Modifikation am L/C Meter IIB

Einziger Schwachpunkt am L/C Meter IIB von AADE ist meines Erachtens nach die Spannungsversorgung aus einer 9-V-Blockbatterie. Doch um keine Missverständnisse aufkommen zu lassen: Die Batterie reicht für sehr viele Messungen. Irgendwann vergisst man ihre Existenz und genau dann ist sie leer. Eine sehr gut nutzbare und wirkungsvolle Modifikation stellte Bruce Bedford, N1RX, unter Battery Saver for WM-2 Wattmeter vor. Sie lässt sich nach einer kleinen Änderung an der Platine des LC-Meters auch dort verwenden.
 
Stromlaufplan
 
Stromlaufplan mit dem modifizierten Umschalter links Den Stromlaufplan habe ich unverändert übernommen. Lediglich die Dimensionierung wurde den vorhandenen Bauteilen angepasst. R2 und C1 bestimmen zusammen die Einschaltzeit des L/C-Meters. Hier sind es ungefähr 60 s.
Zum Neustart eines Messzyklusses ist das Gerät kurz auszuschalten. Dadurch kann sich C1 wieder über den niederohmigen Widerstand R1 aufladen und der FET VT1 schaltet durch. Nach dem Einschalten des Geräts wird die Aufladung beendet und C1 entlädt sich langsam über den hochohmigen R2. Beim Unterschreiten der Gate-Schwellspannung sperrt der FET und unterbricht die Spannungsversorgung zum L/C-Meter.

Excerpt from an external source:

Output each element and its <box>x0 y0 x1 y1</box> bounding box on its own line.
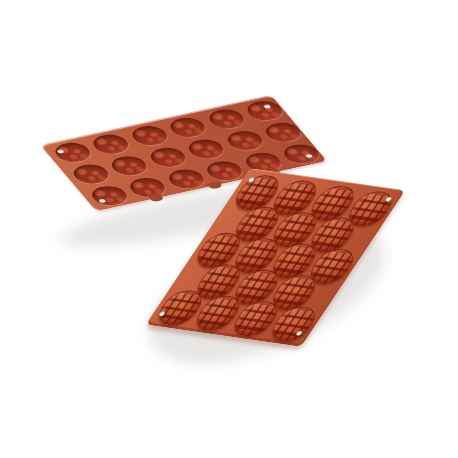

R1 und R2 liegen im ausgeschalteten Zustand ständig an der Batterie. Dabei fließt ein Strom von 9 µA. Er liegt in der Größenordnung der Selbstentladung der Batterie. Die Batterie ist durch den eingesparten Strom trotzdem wesentlich länger nutzbar. Wurde das Ausschalten des LC-Meters vergessen und bleibt der Schalter somit im eingeschalteten Zustand, so ist nach dem Abschalten der Zusatzschaltung kein messbarer Strom mehr vorhanden (< 1 µA).
Soll die Schaltung in HF-führenden Geräten eingesetzt werden, ist die Verwendung von C2 und C3 angeraten. Im LC-Meter konnten sie entfallen.
 
Änderungen an der Leiterplatte
 
Modifikationen am Schalter PWR auf der Platine Da die Platine des LC-Meters nicht mit dem Stromlaufplan der Baumappe übereinstimmt, sind ein paar Veränderungen notwendig. Grund: Beim Schalter PWR liegt nicht der Mittelanschluss am Pluspol der Batterie, sondern der Schließer. Da jedoch zwei Umschalter parallelgeschaltet sind, lässt sich der zweite für den Batterieschoner verwenden. Bei der mir vorliegenden Leiterplattenversion sind nur zwei Leiterbahnen aufzutrennen (Markierungen 1 und 4) und eine Verbindung (Markierung 2) neu herzustellen. Bitte kontrolliere vor dem Umbau, an welchen Stellen Schnitte gemacht werden müssen. Produktionsbedingt kann es zu Veränderungen an der Leiterplatte gekommen sein.
 
Batterieschoner auf einer Lochrasterplatine Einbau der Zusatzplatine
 
Die Zusatzschaltung wird in die Masseleitung zur Batterie eingeschleift. Dazu ist der schwarze Draht des Batterieclips an die Zusatzplatine (X2) anzulöten. Ein zusätzlicher Draht wird zwischen dem bisherigen Massepunkt auf der Platine und X1 eingelötet. Der Anschluss X3 wird danach direkt auf der Unterseite an die Schalterpins (Markierung 3) gelötet. Die kleine Zusatzplatine passt in Innern zwischen Batteriekasten und Gehäusewand.